Trading in terror
WASHINGTON
"We will defeat [the terrorists] by expanding and encouraging world trade," President Bush declared to cheering California business leaders on Oct. 17.
As the World Trade Organization gears up for meetings later this week, the White House is hard at work linking the war on terrorism to its push for free trade. In particular, the administration is moving on its longstanding request for Congress to approve presidential trade-promotion authority (formerly known as "fast track"), which allows the president to negotiate trade agreements that legislators can approve or reject but not amend.
Many officials echo Mr. Bush. Trade "promotes the values at the heart of this protracted struggle," asserted US Trade Representative Robert Zoellick in a Sept. 20 Washington Post op-ed. Secretary of State Colin Powell argued recently that trade-promotion authority represents "an essential part of our diplomatic tool kit" in America's new war.
Such arguments have prompted a predictable backlash. Mark Weisbrot of the liberal Center for Economic and Policy Research denounced administration officials for "wrapping themselves in the flag" in order to push fast track through Congress, while Sen. Ernest Hollings (D) of South Carolina accused Mr. Zoellick of taking "partisan advantage of a national tragedy."

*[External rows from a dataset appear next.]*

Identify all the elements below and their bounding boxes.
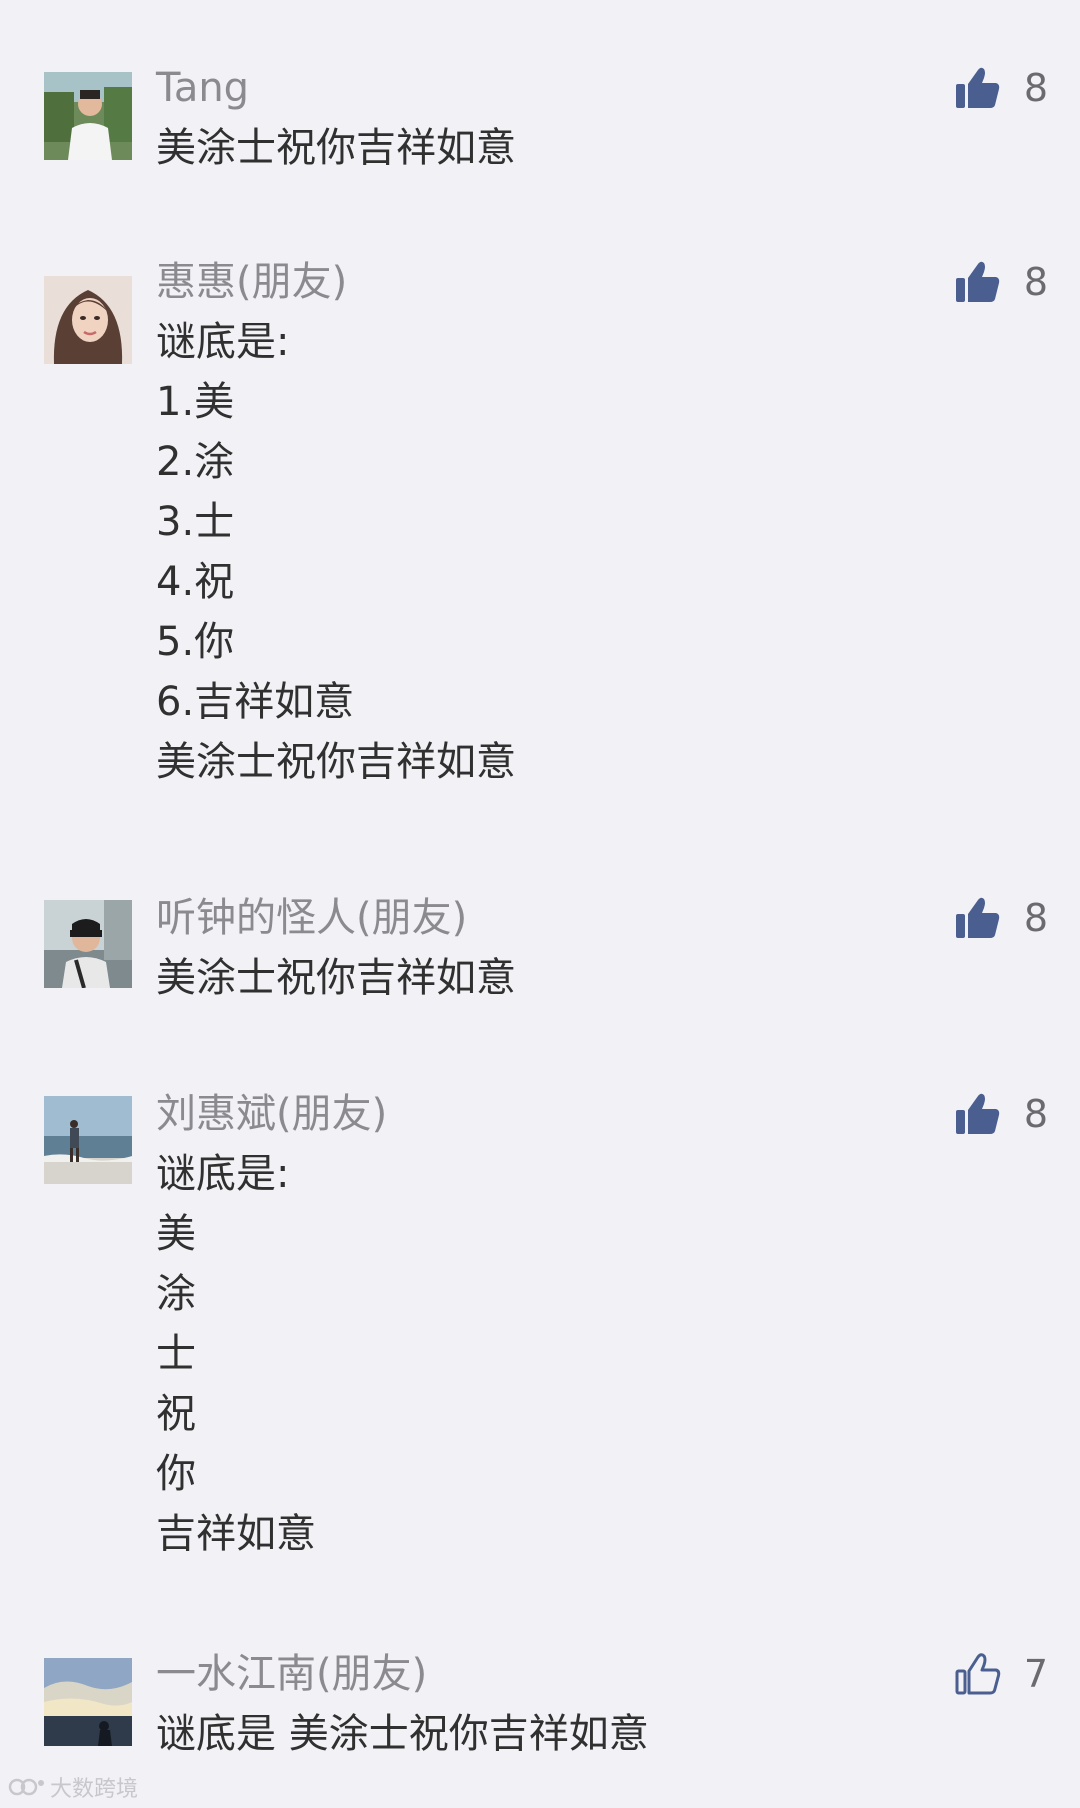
avatar[interactable] [44,276,132,364]
comment-line: 3.士 [156,499,235,545]
comment-content: 听钟的怪人(朋友) 美涂士祝你吉祥如意 [156,888,936,1008]
comment-line: 1.美 [156,379,235,425]
comment-line: 吉祥如意 [156,1511,316,1557]
comment-line: 美涂士祝你吉祥如意 [156,739,516,785]
thumbs-up-filled-icon [956,1093,1000,1134]
man-photo-icon [44,900,132,988]
comment-line: 涂 [156,1271,196,1317]
comment-text: 美涂士祝你吉祥如意 [156,948,936,1008]
comment-line: 2.涂 [156,439,235,485]
beach-photo-icon [44,1096,132,1184]
watermark-logo-icon [8,1778,44,1796]
comment-line: 5.你 [156,619,235,665]
commenter-name[interactable]: 惠惠(朋友) [156,252,936,312]
avatar[interactable] [44,1096,132,1184]
comment-content: 一水江南(朋友) 谜底是 美涂士祝你吉祥如意 [156,1644,936,1764]
like-count: 7 [1023,1652,1048,1696]
thumbs-up-filled-icon [956,261,1000,302]
comment-line: 你 [156,1451,196,1497]
watermark: 大数跨境 [8,1772,138,1802]
comment-line: 4.祝 [156,559,235,605]
comment-line: 6.吉祥如意 [156,679,355,725]
commenter-name[interactable]: Tang [156,58,936,118]
comment-line: 士 [156,1331,196,1377]
person-photo-icon [44,72,132,160]
like-count: 8 [1023,896,1048,940]
comment-content: 惠惠(朋友) 谜底是: 1.美 2.涂 3.士 4.祝 5.你 6.吉祥如意 美… [156,252,936,792]
like-button[interactable]: 8 [954,1084,1048,1144]
comment-line: 美 [156,1211,196,1257]
thumbs-up-filled-icon [956,897,1000,938]
comment-text: 谜底是: 美 涂 士 祝 你 吉祥如意 [156,1144,936,1564]
thumbs-up-outline-icon [955,1653,1001,1695]
woman-photo-icon [44,276,132,364]
like-count: 8 [1023,1092,1048,1136]
comment-line: 美涂士祝你吉祥如意 [156,955,516,1001]
like-button[interactable]: 7 [954,1644,1048,1704]
comment-text: 谜底是 美涂士祝你吉祥如意 [156,1704,936,1764]
comment-line: 谜底是: [156,319,290,365]
commenter-name[interactable]: 听钟的怪人(朋友) [156,888,936,948]
like-button[interactable]: 8 [954,252,1048,312]
comment-line: 祝 [156,1391,196,1437]
like-count: 8 [1023,260,1048,304]
avatar[interactable] [44,900,132,988]
avatar[interactable] [44,72,132,160]
avatar[interactable] [44,1658,132,1746]
like-count: 8 [1023,66,1048,110]
comment-line: 美涂士祝你吉祥如意 [156,125,516,171]
commenter-name[interactable]: 一水江南(朋友) [156,1644,936,1704]
sunset-photo-icon [44,1658,132,1746]
comment-line: 谜底是 美涂士祝你吉祥如意 [156,1711,649,1757]
comment-text: 美涂士祝你吉祥如意 [156,118,936,178]
like-button[interactable]: 8 [954,888,1048,948]
comment-line: 谜底是: [156,1151,290,1197]
watermark-text: 大数跨境 [50,1777,139,1802]
like-button[interactable]: 8 [954,58,1048,118]
comment-content: 刘惠斌(朋友) 谜底是: 美 涂 士 祝 你 吉祥如意 [156,1084,936,1564]
comment-text: 谜底是: 1.美 2.涂 3.士 4.祝 5.你 6.吉祥如意 美涂士祝你吉祥如… [156,312,936,792]
comment-list: Tang 美涂士祝你吉祥如意 8 惠惠(朋友) 谜底是: 1.美 2.涂 3.士… [0,0,1080,1808]
commenter-name[interactable]: 刘惠斌(朋友) [156,1084,936,1144]
thumbs-up-filled-icon [956,67,1000,108]
comment-content: Tang 美涂士祝你吉祥如意 [156,58,936,178]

But these criticisms overlook a more troubling point. Sure, the White House melds principle with opportunism when it uses the war on terrorism to advance its trade agenda. (The Clinton White House probably would have done the same.) But by reducing trade openness to simply another weapon in its antiterrorist arsenal, the Bush administration actually undermines the real case for free trade and threatens the future trade agenda.
The benefits of international trade accrue over the long term, in the form of lower prices for consumers, greater specialization, and, eventually, higher incomes for the countries involved. That is the best - no, only - argument for free trade. (Trust me, Osama bin Laden loses little sleep worrying that Congress might grant Bush fast track.)
If free trade is now cast as a weapon against terror, what happens to support for trade when the United States is at peace, with no coalition to sustain and no threat to counter? It loses urgency.
We've been here before. In 1993, the Clinton administration hyped the short-term benefits of the North American Free Trade Agreement, particularly regarding job creation, and even suggested NAFTA would promote world peace. Later, when Mexico suffered a major financial crisis in 1995 and NAFTA didn't deliver on the hype, the larger trade agenda suffered. President Clinton lost fast-track authority. He failed to make progress on expanding NAFTA to Chile. And he presided over the botched 1999 WTO meeting in Seattle. By overselling trade today, the Bush administration may be setting itself up for similar disappointments, even if it wins trade-promotion authority.
This conflation of trade with geopolitics also distorts free trade's nondiscriminatory nature. Because of the war on terrorism, certain "strategic" nations will likely receive priority treatment on trade - for political, not economic, reasons. The US-Jordan Free Trade Agreement, completed shortly after Sept. 11, is an example. Zoellick hailed the accord as "our first such commitment in the Arab world," while Democratic Sen. Max Baucus explicitly linked the agreement to the war on terrorism.
If the White House truly wants to promote international trade, it should stop fostering unrealistic expectations about what trade can accomplish, and resist linking trade to narrow and shifting geopolitical concerns. Unfortunately, this "fight terror with trade" mantra smacks of an unwillingness - or worse yet, an inability - to make the case for trade on its own merits.
Carlos Lozada is the associate editor of Foreign Policy Magazine.